Principe de cinéaste, le pari devient aussi dans l’œil de Ferrara un sommet d’ambiguïté théologique. Nous avons en effet d’un côté un personnage qui, en jouant avec le hasard, a l’air de défier Dieu. Un personnage qui, avec la monnaie de singe qu’il manie, a l’air de parodier le Sacrifice, la seule vraie monnaie qui soit. Quelqu’un, enfin, qui partage la culpabilité sacrilège des violeurs – la scène est comme rêvée dans une hallucination, si bien qu’elle donne l’impression qu’il est effectivement le coupable. Il y a du diabolique dans cette manière de se livrer à la fois à tous les mauvais dieux, tout en rêvant à la seule vraie rédemption au bout du tunnel. D’un autre côté, il y a un personnage qui renonce à sa volonté propre. En négatif, à travers ces divinités de substitution, c’est bien sûr à Dieu qu’il aspire – et il est à deux doigts de se laisser ravir, quand il croit à une apparition. Sous un certain angle, le cheminement de ce mauvais flic a quelque chose du pari de la foi, ce grand saut dans la nuit new-yorkaise.
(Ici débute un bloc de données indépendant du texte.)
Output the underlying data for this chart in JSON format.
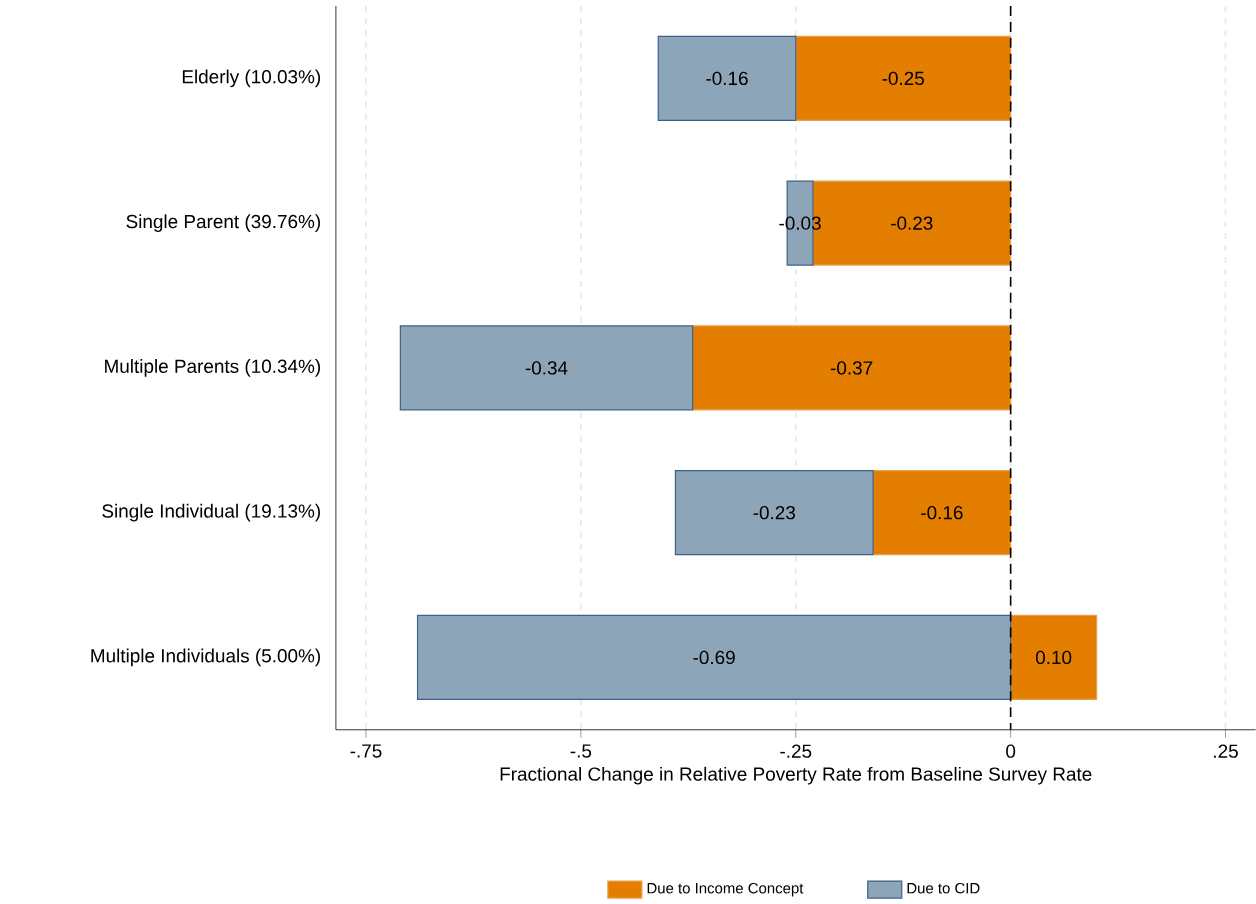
{
  "chart_data": {
    "type": "bar",
    "orientation": "horizontal",
    "stacked": true,
    "xlabel": "Fractional Change in Relative Poverty Rate from Baseline Survey Rate",
    "categories": [
      "Elderly (10.03%)",
      "Single Parent (39.76%)",
      "Multiple Parents (10.34%)",
      "Single Individual (19.13%)",
      "Multiple Individuals (5.00%)"
    ],
    "series": [
      {
        "name": "Due to Income Concept",
        "color": "#e37e00",
        "values": [
          -0.25,
          -0.23,
          -0.37,
          -0.16,
          0.1
        ],
        "value_labels": [
          "-0.25",
          "-0.23",
          "-0.37",
          "-0.16",
          "0.10"
        ]
      },
      {
        "name": "Due to CID",
        "color": "#8da5b9",
        "values": [
          -0.16,
          -0.03,
          -0.34,
          -0.23,
          -0.69
        ],
        "value_labels": [
          "-0.16",
          "-0.03",
          "-0.34",
          "-0.23",
          "-0.69"
        ]
      }
    ],
    "xlim": [
      -0.785,
      0.285
    ],
    "xticks": [
      {
        "value": -0.75,
        "label": "-.75"
      },
      {
        "value": -0.5,
        "label": "-.5"
      },
      {
        "value": -0.25,
        "label": "-.25"
      },
      0,
      {
        "value": 0.25,
        "label": ".25"
      }
    ],
    "grid": "x",
    "legend": "bottom",
    "ref_lines": [
      {
        "axis": "x",
        "value": 0,
        "line_style": "dashed",
        "color": "#000000"
      }
    ]
  }
}
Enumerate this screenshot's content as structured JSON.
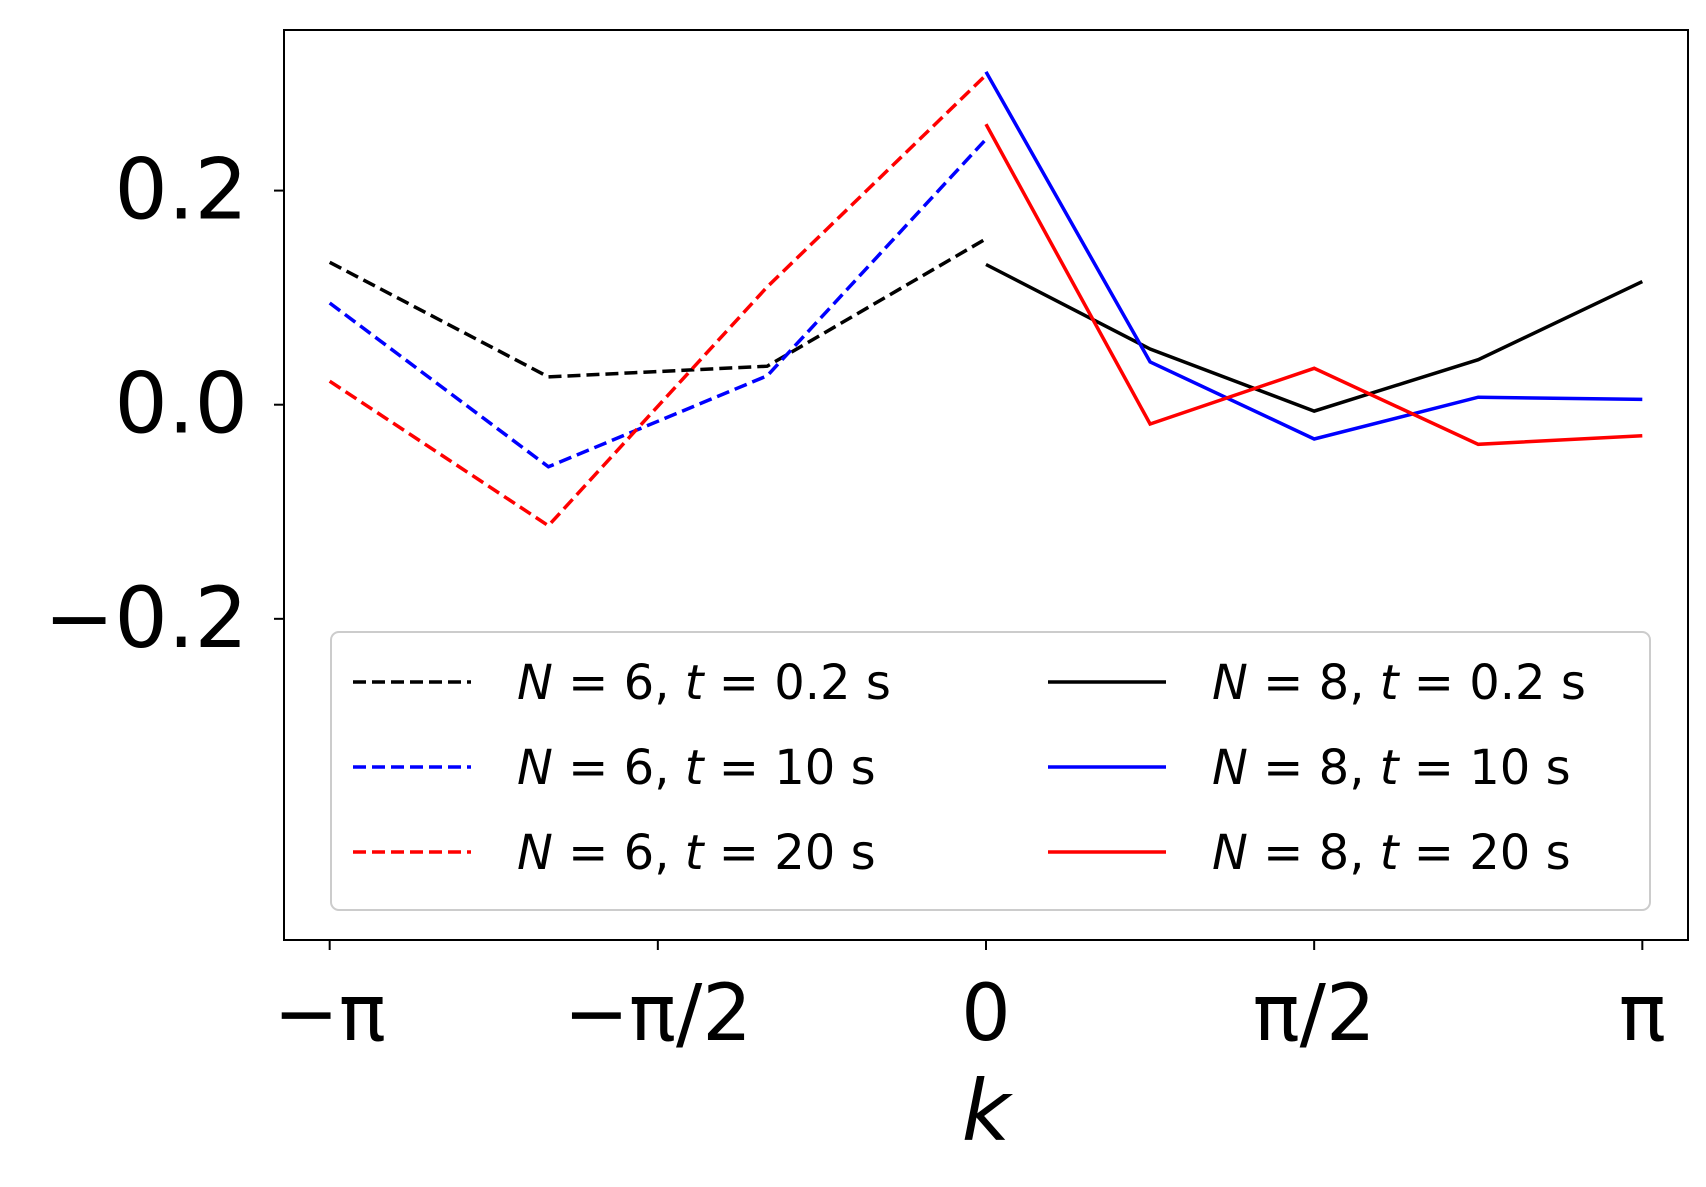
{
  "chart_data": {
    "type": "line",
    "title": "",
    "xlabel": "k",
    "ylabel": "",
    "xlim": [
      -3.3602,
      3.3602
    ],
    "ylim": [
      -0.5,
      0.35
    ],
    "x_ticks": [
      {
        "value": -3.14159,
        "label": "−π"
      },
      {
        "value": -1.5708,
        "label": "−π/2"
      },
      {
        "value": 0,
        "label": "0"
      },
      {
        "value": 1.5708,
        "label": "π/2"
      },
      {
        "value": 3.14159,
        "label": "π"
      }
    ],
    "y_ticks": [
      {
        "value": 0.2,
        "label": "0.2"
      },
      {
        "value": 0.0,
        "label": "0.0"
      },
      {
        "value": -0.2,
        "label": "−0.2"
      }
    ],
    "grid": false,
    "legend_position": "lower-center",
    "legend_columns": 2,
    "series": [
      {
        "name": "N = 6, t = 0.2 s",
        "legend_left": "N = 6, ",
        "legend_right": "t = 0.2 s",
        "color": "#000000",
        "style": "dashed",
        "x": [
          -3.14159,
          -2.0944,
          -1.0472,
          0
        ],
        "y": [
          0.133,
          0.026,
          0.036,
          0.155
        ]
      },
      {
        "name": "N = 6, t = 10 s",
        "legend_left": "N = 6, ",
        "legend_right": "t = 10 s",
        "color": "#0000ff",
        "style": "dashed",
        "x": [
          -3.14159,
          -2.0944,
          -1.0472,
          0
        ],
        "y": [
          0.095,
          -0.058,
          0.027,
          0.248
        ]
      },
      {
        "name": "N = 6, t = 20 s",
        "legend_left": "N = 6, ",
        "legend_right": "t = 20 s",
        "color": "#ff0000",
        "style": "dashed",
        "x": [
          -3.14159,
          -2.0944,
          -1.0472,
          0
        ],
        "y": [
          0.022,
          -0.113,
          0.11,
          0.308
        ]
      },
      {
        "name": "N = 8, t = 0.2 s",
        "legend_left": "N = 8, ",
        "legend_right": "t = 0.2 s",
        "color": "#000000",
        "style": "solid",
        "x": [
          0,
          0.7854,
          1.5708,
          2.3562,
          3.14159
        ],
        "y": [
          0.131,
          0.052,
          -0.006,
          0.042,
          0.115
        ]
      },
      {
        "name": "N = 8, t = 10 s",
        "legend_left": "N = 8, ",
        "legend_right": "t = 10 s",
        "color": "#0000ff",
        "style": "solid",
        "x": [
          0,
          0.7854,
          1.5708,
          2.3562,
          3.14159
        ],
        "y": [
          0.311,
          0.04,
          -0.032,
          0.007,
          0.005
        ]
      },
      {
        "name": "N = 8, t = 20 s",
        "legend_left": "N = 8, ",
        "legend_right": "t = 20 s",
        "color": "#ff0000",
        "style": "solid",
        "x": [
          0,
          0.7854,
          1.5708,
          2.3562,
          3.14159
        ],
        "y": [
          0.262,
          -0.018,
          0.034,
          -0.037,
          -0.029
        ]
      }
    ]
  }
}
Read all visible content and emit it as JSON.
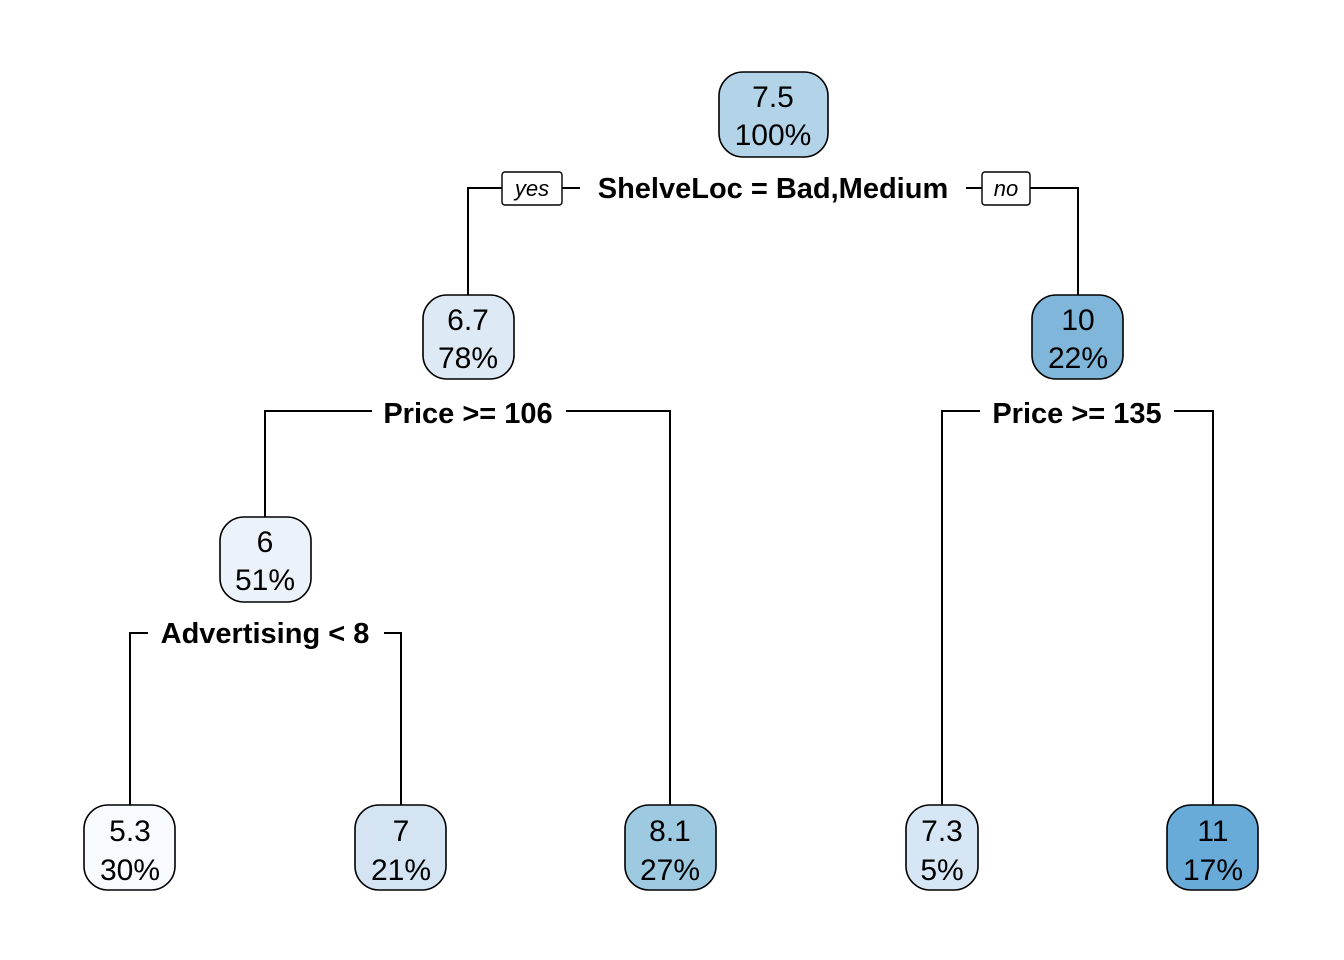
{
  "tree": {
    "nodes": [
      {
        "id": "root",
        "value": "7.5",
        "pct": "100%",
        "color": "#b2d3e8"
      },
      {
        "id": "n_bm",
        "value": "6.7",
        "pct": "78%",
        "color": "#dde9f5"
      },
      {
        "id": "n_good",
        "value": "10",
        "pct": "22%",
        "color": "#7fb6d9"
      },
      {
        "id": "n_p106",
        "value": "6",
        "pct": "51%",
        "color": "#ebf2fa"
      },
      {
        "id": "leaf1",
        "value": "5.3",
        "pct": "30%",
        "color": "#f7fbff"
      },
      {
        "id": "leaf2",
        "value": "7",
        "pct": "21%",
        "color": "#d4e4f3"
      },
      {
        "id": "leaf3",
        "value": "8.1",
        "pct": "27%",
        "color": "#9ecae1"
      },
      {
        "id": "leaf4",
        "value": "7.3",
        "pct": "5%",
        "color": "#d6e6f4"
      },
      {
        "id": "leaf5",
        "value": "11",
        "pct": "17%",
        "color": "#68aad8"
      }
    ],
    "splits": {
      "root": "ShelveLoc = Bad,Medium",
      "n_bm": "Price >= 106",
      "n_good": "Price >= 135",
      "n_p106": "Advertising < 8"
    },
    "branch_tags": {
      "yes": "yes",
      "no": "no"
    }
  }
}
Ce qu’il y a de génial dans Bad Lieutenant, c’est la manière dont le sens du sacrilège et du sacrifice sont tenus ensemble. Une manière de communication secrète entre la fascination pour le néant et la foi la plus absolue – un cuisant credo quia absurdum. Et même si tout ça ne nous dit pas, au fait, ce que vaut le remake de Werner Herzog, on se contentera de repenser sur un autre ton l’exhortation de Scorsese : « si on ose, il faut suivre le personnage jusque dans la nuit.»